$800M AWS Data Center Investment Planned For Argentina: Report
This past June, AWS announced it would invest in an Amazon CloudFront Edge location in Buenos Aires, Argentina, that would be operational this year, providing low latency and high data transfer rates for AWS customers to better deliver web content to their end users.
Amazon Web Services plans to invest approximately $800 million over a decade in a new South American data center in Argentina, according to a report out today.
AWS, the largest public cloud computing provider, chose to locate the data center in the Zona Franca Bahía Blanca Coronel Rosales area, in the southwest of the Buenos Aires province, so it can benefit from the free-trade zone’s tax breaks, Bloomberg reported today, citing unnamed people familiar with the plans who didn’t want to be identified.
AWS did not immediately respond to CRN’s requests for comment.
Argentina, which boasts Latin America’s second largest economy after Brazil and Mexico, is grappling with debt, including International Monetary Fund obligations, and concerns it will default, along with fears of potential political turmoil tied to its Oct. 27 presidential election. The Argentine National Congress last month passed the Knowledge Economy Law in June to promote knowledge-based and digital economy investments -- including software development and related activities such as cloud computing, in addition to biotechnology, nanotechnology, aerospace, artificial intelligence, robotics and internet of things -- that will be rewarded with tax incentives. Those incentives would include a reduction in Argentina’s income tax rate to 15 percent from 35 percent.

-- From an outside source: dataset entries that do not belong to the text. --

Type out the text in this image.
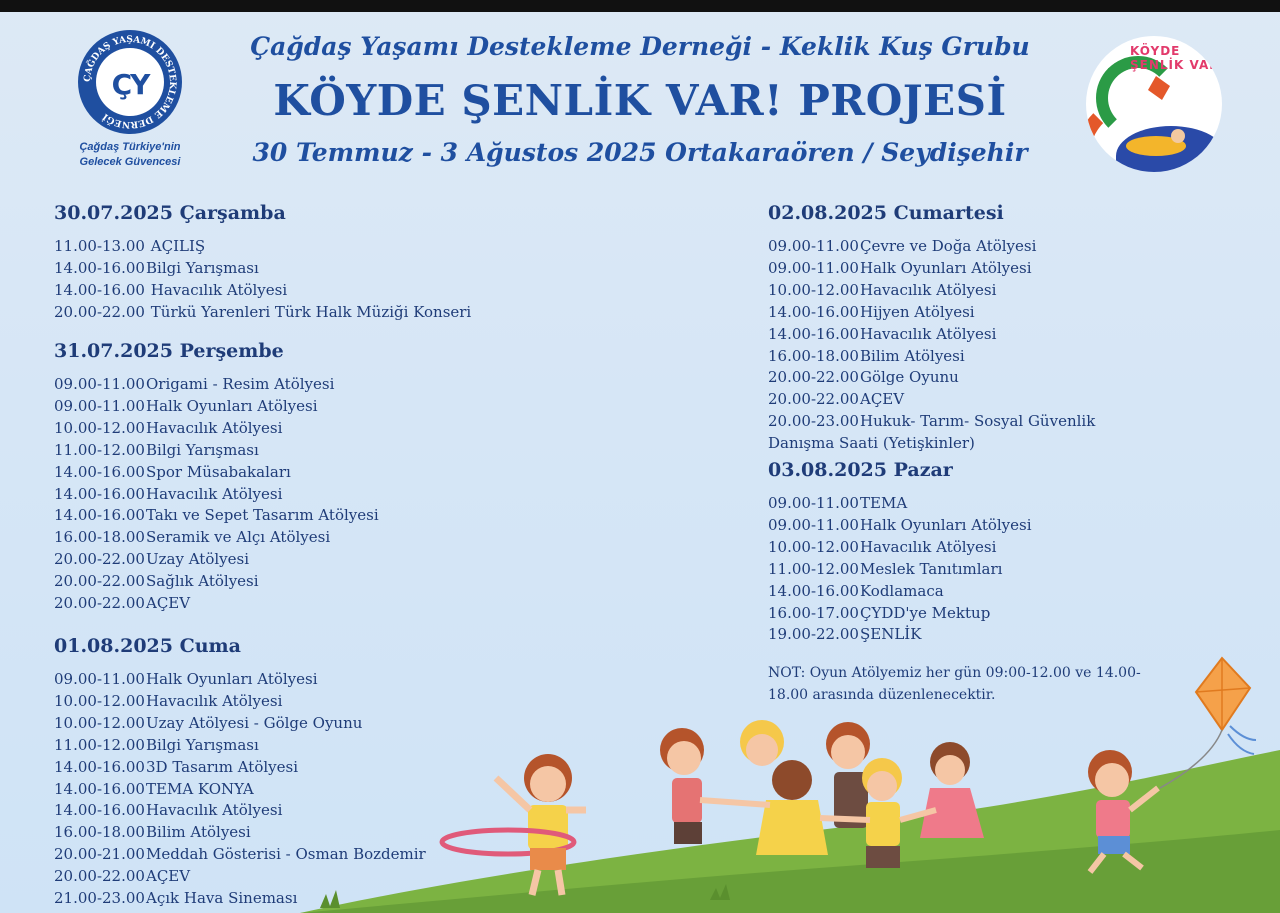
ÇAĞDAŞ YAŞAMI DESTEKLEME DERNEĞİ
ÇY
Çağdaş Türkiye'nin
Gelecek Güvencesi
Çağdaş Yaşamı Destekleme Derneği - Keklik Kuş Grubu
KÖYDE ŞENLİK VAR! PROJESİ
30 Temmuz - 3 Ağustos 2025 Ortakaraören / Seydişehir
KÖYDE ŞENLİK VAR
30.07.2025 Çarşamba
11.00-13.00 AÇILIŞ
14.00-16.00Bilgi Yarışması
14.00-16.00 Havacılık Atölyesi
20.00-22.00 Türkü Yarenleri Türk Halk Müziği Konseri
31.07.2025 Perşembe
09.00-11.00Origami - Resim Atölyesi
09.00-11.00Halk Oyunları Atölyesi
10.00-12.00Havacılık Atölyesi
11.00-12.00Bilgi Yarışması
14.00-16.00Spor Müsabakaları
14.00-16.00Havacılık Atölyesi
14.00-16.00Takı ve Sepet Tasarım Atölyesi
16.00-18.00Seramik ve Alçı Atölyesi
20.00-22.00Uzay Atölyesi
20.00-22.00Sağlık Atölyesi
20.00-22.00AÇEV
01.08.2025 Cuma
09.00-11.00Halk Oyunları Atölyesi
10.00-12.00Havacılık Atölyesi
10.00-12.00Uzay Atölyesi - Gölge Oyunu
11.00-12.00Bilgi Yarışması
14.00-16.003D Tasarım Atölyesi
14.00-16.00TEMA KONYA
14.00-16.00Havacılık Atölyesi
16.00-18.00Bilim Atölyesi
20.00-21.00Meddah Gösterisi - Osman Bozdemir
20.00-22.00AÇEV
21.00-23.00Açık Hava Sineması
02.08.2025 Cumartesi
09.00-11.00Çevre ve Doğa Atölyesi
09.00-11.00Halk Oyunları Atölyesi
10.00-12.00Havacılık Atölyesi
14.00-16.00Hijyen Atölyesi
14.00-16.00Havacılık Atölyesi
16.00-18.00Bilim Atölyesi
20.00-22.00Gölge Oyunu
20.00-22.00AÇEV
20.00-23.00Hukuk- Tarım- Sosyal Güvenlik
Danışma Saati (Yetişkinler)
03.08.2025 Pazar
09.00-11.00TEMA
09.00-11.00Halk Oyunları Atölyesi
10.00-12.00Havacılık Atölyesi
11.00-12.00Meslek Tanıtımları
14.00-16.00Kodlamaca
16.00-17.00ÇYDD'ye Mektup
19.00-22.00ŞENLİK
NOT: Oyun Atölyemiz her gün 09:00-12.00 ve 14.00-
18.00 arasında düzenlenecektir.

AWS opened an office in Buenos Aires, Argentina's capital city, in April 2018. This past June, it announced it would invest in an Amazon CloudFront Edge location in Buenos Aires that would be operational this year, providing low latency and high data transfer rates for AWS customers to better deliver web content to their end users. Amazon CloudFront is a fast content delivery network designed to securely deliver data, videos, applications and application programming interfaces to customers with low latency and high transfer speeds in a developer-friendly environment.
Buenos Aires-based Mercado Libre, which operates e-commerce marketplaces for online sales and auctions and is referred to as the eBay and Amazon of Latin America, uses AWS to host and operate its platforms. Argentina’s largest company, it uses AWS products including Amazon S3, Amazon EMR, Amazon Redshift for big data and AWS Lambda.
Bloomberg reported early last year that both Argentina and Chile were vying to land a new AWS South American data center.
AWS’ existing South American cloud region is in Sao Paulo, Brazil’s financial center. Launched in 20l1, it has three EC2 availability zones. AWS also has South American edge network locations in Sao Paulo and Rio de Janeiro, also located in Brazil.
In all, AWS currently has 69 cloud availability zones in 22 geographic regions globally, and it's announced plans for an additional nine availability zones and three regions in Milan, South Africa’s Cape Town and Jakarta, Indonesia’s capital city.